The world itself is just really cool and really colorful, neo-neon demony cyberpunk Japan. You can’t go wrong. It’s just fun. The visuals I also liked, and I’m sure that’s something else people knocked online for whatever reason, but I think the visuals are awesome.
Sound design is great. I even thought the voice acting was pretty good. It’s definitely a letdown for people who have played Persona, since Atlus has a high bar there. To be honest, the voice acting is not the problem. The character writing is pretty bad, so you get a lot of crappy dialogue that’s well acted, and that contrast makes it seem like the voice acting is bad. But purely from a sound design standpoint, the game succeeds.
Even the story is pretty good. It’s not bad, especially considering that this is an SMT game. These games are not known for their story. It’s true that there are no branching paths, which is pretty typical, although I think the original Soul Hackers might have had that. Maybe that was removed. I can understand if people are disappointed with that.
The story itself is, for this kind of game, pretty okay. I was decently invested in the characters. A lot of their individual stories are on the derivative side for a JRPG. There’s nothing mind-blowing, and the story is admittedly light and thin, but I actually liked that. It’s very clear what’s going on. I’m like a dad now who can play this game for two hours every once in a while, but I know exactly what’s going on. I have to beat the Iron Mask guy and recover the magic spear thing before he gets them and rules the world. I was like, okay, this is something I can understand.
The emphasis really is on gameplay and grinding, but not in an overtly grindy way. You are tackling a lot of the same dungeons while also doing a lot of side quests, and there are a lot of side quests. But the game doesn’t feel that grindy as long as you’re willing to look at the quest log as a fun component of the experience. If you ignore it, your characters will be underleveled.
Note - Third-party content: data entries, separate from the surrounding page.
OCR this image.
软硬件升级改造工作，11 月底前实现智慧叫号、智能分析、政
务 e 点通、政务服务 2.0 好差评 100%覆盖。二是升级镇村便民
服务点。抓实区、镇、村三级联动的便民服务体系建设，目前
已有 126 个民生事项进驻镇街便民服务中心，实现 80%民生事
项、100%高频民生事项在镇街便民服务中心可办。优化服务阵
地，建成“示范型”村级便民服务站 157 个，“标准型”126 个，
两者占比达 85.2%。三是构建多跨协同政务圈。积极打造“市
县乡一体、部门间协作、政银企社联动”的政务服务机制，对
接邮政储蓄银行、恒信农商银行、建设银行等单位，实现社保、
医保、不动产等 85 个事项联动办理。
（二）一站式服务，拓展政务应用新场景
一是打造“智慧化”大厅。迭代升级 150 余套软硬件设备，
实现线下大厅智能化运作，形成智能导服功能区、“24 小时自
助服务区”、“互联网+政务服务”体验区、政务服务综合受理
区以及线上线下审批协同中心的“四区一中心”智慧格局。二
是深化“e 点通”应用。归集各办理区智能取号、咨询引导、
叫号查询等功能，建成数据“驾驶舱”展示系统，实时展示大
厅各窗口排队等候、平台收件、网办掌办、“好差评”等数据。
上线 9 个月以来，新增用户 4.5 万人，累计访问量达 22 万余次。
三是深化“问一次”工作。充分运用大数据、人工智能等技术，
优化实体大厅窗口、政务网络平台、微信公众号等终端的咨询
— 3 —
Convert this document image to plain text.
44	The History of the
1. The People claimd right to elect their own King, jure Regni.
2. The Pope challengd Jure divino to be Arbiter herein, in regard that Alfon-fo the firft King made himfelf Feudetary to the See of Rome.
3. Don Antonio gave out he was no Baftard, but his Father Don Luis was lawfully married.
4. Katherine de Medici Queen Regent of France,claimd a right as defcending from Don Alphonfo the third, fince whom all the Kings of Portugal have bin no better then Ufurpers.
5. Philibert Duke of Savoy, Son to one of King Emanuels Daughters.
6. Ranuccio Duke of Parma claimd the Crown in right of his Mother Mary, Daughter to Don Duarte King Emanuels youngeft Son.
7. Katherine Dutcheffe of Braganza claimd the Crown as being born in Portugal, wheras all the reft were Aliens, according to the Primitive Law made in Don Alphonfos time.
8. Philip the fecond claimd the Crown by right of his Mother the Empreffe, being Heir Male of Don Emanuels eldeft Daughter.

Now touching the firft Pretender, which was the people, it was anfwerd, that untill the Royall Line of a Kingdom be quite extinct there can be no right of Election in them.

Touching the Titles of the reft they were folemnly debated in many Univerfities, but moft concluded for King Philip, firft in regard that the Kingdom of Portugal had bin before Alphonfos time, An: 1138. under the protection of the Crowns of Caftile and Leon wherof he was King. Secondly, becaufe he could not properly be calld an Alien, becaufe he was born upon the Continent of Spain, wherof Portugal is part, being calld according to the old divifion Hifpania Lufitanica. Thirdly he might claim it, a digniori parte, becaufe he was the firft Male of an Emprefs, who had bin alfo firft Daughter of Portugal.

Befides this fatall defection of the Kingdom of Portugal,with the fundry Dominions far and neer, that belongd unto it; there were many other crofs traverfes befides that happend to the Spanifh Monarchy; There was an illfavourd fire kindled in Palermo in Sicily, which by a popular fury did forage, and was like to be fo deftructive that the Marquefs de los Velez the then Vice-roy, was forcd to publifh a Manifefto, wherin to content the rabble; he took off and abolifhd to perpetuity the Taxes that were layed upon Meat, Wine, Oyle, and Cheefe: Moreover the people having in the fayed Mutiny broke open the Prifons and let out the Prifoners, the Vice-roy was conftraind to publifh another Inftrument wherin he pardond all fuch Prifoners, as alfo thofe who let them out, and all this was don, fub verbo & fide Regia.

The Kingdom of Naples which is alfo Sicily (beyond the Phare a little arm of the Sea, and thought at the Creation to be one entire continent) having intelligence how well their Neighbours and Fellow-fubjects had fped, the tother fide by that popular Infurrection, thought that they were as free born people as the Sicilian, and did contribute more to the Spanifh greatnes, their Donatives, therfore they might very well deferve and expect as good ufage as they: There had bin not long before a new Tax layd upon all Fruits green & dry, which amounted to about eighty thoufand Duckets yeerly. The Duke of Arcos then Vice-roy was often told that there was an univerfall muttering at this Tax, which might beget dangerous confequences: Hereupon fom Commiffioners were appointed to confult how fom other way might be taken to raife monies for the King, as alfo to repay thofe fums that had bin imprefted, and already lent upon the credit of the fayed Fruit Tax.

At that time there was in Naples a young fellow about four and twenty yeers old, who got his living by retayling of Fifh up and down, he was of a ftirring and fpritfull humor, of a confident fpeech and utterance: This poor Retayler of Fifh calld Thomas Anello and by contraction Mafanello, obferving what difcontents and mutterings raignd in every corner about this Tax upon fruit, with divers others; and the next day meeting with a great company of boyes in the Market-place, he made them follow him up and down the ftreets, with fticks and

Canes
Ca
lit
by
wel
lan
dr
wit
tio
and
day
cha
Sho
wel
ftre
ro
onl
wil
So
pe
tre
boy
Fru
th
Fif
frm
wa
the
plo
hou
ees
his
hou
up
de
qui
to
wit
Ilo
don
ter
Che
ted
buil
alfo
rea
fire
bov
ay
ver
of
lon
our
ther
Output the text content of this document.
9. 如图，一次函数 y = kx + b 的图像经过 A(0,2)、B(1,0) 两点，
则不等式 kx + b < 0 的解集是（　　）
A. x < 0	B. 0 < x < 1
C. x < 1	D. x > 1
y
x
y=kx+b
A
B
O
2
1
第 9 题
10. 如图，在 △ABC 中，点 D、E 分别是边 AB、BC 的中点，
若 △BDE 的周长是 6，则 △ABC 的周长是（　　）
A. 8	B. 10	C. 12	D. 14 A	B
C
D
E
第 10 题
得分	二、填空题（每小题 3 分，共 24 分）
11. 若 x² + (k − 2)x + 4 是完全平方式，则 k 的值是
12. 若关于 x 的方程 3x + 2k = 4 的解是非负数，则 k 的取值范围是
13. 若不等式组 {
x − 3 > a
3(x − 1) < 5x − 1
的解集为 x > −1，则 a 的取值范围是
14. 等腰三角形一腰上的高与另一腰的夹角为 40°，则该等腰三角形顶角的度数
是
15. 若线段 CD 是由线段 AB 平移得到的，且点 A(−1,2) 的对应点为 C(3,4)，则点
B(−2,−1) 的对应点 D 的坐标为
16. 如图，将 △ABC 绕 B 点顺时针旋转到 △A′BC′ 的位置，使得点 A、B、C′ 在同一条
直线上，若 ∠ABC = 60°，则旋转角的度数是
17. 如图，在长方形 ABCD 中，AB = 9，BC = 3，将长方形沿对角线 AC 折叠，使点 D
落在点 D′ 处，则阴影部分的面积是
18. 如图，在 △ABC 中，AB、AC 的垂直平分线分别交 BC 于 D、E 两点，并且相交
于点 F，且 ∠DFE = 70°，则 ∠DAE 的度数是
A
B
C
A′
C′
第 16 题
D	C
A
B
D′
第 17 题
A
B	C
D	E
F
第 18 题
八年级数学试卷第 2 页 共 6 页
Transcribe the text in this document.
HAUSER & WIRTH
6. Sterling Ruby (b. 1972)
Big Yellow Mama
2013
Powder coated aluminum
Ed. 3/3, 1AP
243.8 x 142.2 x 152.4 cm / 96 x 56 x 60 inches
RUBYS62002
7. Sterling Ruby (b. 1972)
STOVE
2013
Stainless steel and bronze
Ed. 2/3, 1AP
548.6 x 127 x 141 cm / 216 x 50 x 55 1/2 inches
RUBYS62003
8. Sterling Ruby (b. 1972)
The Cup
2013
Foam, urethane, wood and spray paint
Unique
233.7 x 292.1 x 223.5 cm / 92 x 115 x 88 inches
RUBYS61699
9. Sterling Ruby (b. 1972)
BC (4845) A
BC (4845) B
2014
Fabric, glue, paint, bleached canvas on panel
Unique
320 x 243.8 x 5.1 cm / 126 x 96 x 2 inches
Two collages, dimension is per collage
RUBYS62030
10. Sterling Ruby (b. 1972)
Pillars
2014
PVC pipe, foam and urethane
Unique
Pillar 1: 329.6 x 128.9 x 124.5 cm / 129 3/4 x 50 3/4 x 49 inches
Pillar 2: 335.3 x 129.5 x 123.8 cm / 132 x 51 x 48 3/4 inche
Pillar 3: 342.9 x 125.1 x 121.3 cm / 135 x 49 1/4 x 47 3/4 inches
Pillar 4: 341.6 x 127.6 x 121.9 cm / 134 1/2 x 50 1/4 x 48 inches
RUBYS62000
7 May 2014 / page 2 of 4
But if you embrace it and you’re okay with checklist-style gameplay, you’ll enjoy this game because there’s a variety of activities.
You’re fetching stuff, defeating a certain number of demons, targeting mini-boss demons with gimmicks or constraints. Your characters are leveling up, you’re improving, and you’re engaging with the systems, which is where the game really wants you to focus.
There’s also some social link light stuff where you can have meetings at a bar with your party members. They’re mostly kind of lame, frivolous conversations, but I appreciate the effort to deepen the character relationships.
So I don’t know, I find that this game was pretty solid. I didn’t think it was really bad in any specific area. It’s lean. I think it’s very purposefully designed. I think it just came off wrong to players because it’s way more in the spirit of SMT than people are comfortable with.